In submitting a request, a California consumer must provide sufficient information to identify the consumer, such as name, e-mail address, home or work address, or other such information that is on record with us so that we can match such information to the Personal Information that we maintain. Do not provide social security numbers, driver’s license numbers, account numbers, credit or debit card numbers, medical information or health information with requests. If requests are unclear or submitted through means other than outline above, we will provide the California consumer with specific directions on how to submit the request or remedy any deficiencies. If we cannot verify the identity of the requestor, we may deny the request.
Although some browsers currently offer a “do not track (‘DNT’) option,” no common industry standard for DNT exists. We therefore do not currently commit to responding to browsers’ DNT signals.

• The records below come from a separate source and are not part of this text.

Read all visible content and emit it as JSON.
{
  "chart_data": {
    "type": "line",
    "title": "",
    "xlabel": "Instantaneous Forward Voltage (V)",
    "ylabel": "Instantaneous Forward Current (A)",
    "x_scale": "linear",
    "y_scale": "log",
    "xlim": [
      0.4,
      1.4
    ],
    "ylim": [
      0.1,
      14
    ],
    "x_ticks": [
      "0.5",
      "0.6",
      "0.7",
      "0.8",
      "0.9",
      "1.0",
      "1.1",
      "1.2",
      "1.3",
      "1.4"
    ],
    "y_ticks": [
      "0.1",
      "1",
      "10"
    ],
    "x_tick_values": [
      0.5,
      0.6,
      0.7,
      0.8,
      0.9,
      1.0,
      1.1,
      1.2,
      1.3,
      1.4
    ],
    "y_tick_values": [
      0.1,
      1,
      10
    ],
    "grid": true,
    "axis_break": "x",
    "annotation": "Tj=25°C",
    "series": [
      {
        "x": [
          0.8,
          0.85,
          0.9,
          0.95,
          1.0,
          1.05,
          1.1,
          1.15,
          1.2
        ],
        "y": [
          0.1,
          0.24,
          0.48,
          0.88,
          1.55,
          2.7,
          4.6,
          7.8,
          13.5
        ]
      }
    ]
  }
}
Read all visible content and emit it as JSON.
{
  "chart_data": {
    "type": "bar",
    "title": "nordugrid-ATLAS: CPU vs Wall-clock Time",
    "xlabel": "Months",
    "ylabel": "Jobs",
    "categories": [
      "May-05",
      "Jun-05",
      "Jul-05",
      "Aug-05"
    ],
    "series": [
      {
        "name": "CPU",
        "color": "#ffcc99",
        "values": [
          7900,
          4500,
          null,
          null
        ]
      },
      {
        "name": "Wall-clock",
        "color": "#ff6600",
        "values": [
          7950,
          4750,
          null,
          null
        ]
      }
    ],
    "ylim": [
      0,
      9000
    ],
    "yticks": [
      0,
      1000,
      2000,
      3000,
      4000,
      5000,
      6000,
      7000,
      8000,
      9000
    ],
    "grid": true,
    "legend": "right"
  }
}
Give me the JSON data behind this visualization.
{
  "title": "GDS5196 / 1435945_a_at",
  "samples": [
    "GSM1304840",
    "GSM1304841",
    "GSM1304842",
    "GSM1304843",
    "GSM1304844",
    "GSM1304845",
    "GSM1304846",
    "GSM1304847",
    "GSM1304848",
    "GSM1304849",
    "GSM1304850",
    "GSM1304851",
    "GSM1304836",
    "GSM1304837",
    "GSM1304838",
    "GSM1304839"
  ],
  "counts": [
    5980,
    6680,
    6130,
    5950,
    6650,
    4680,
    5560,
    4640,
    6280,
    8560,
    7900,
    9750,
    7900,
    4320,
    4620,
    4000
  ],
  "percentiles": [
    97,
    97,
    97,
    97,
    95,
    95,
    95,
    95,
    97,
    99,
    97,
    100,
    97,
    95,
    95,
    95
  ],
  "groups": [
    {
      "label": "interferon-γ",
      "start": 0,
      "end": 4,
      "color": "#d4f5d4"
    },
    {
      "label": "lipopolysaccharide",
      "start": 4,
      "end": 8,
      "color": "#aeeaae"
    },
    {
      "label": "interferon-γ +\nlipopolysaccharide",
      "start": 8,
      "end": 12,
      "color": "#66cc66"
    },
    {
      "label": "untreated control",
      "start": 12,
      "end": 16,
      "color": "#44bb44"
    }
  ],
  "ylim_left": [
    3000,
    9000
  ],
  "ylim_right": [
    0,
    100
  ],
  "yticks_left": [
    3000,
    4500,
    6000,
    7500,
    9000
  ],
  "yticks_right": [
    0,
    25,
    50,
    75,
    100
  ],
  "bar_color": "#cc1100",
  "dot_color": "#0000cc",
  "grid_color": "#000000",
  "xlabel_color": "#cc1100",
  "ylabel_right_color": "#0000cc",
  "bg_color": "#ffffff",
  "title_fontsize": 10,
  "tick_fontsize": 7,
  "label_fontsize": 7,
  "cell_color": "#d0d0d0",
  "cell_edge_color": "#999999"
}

Your Rights and Obligations
We ask that you keep the Personal Information that you provide to us current and that you correct any information you have provided us by contacting us at firstname.lastname@example.org. You represent and warrant that all Personal Information you provide us is true and correct and relates to you and not to any other person.
If you are a resident of the EEA and wish to access or correct the Personal Information that StoryPlace has about you or have any questions relating to the processing of your Personal Information, please contact us at email@example.com with the subject line “GDPR Data.”
If you use the Site, you are responsible for maintaining the confidentiality of your account and for restricting access to your computer or device, and you agree to accept responsibility for all activities that occur under your account.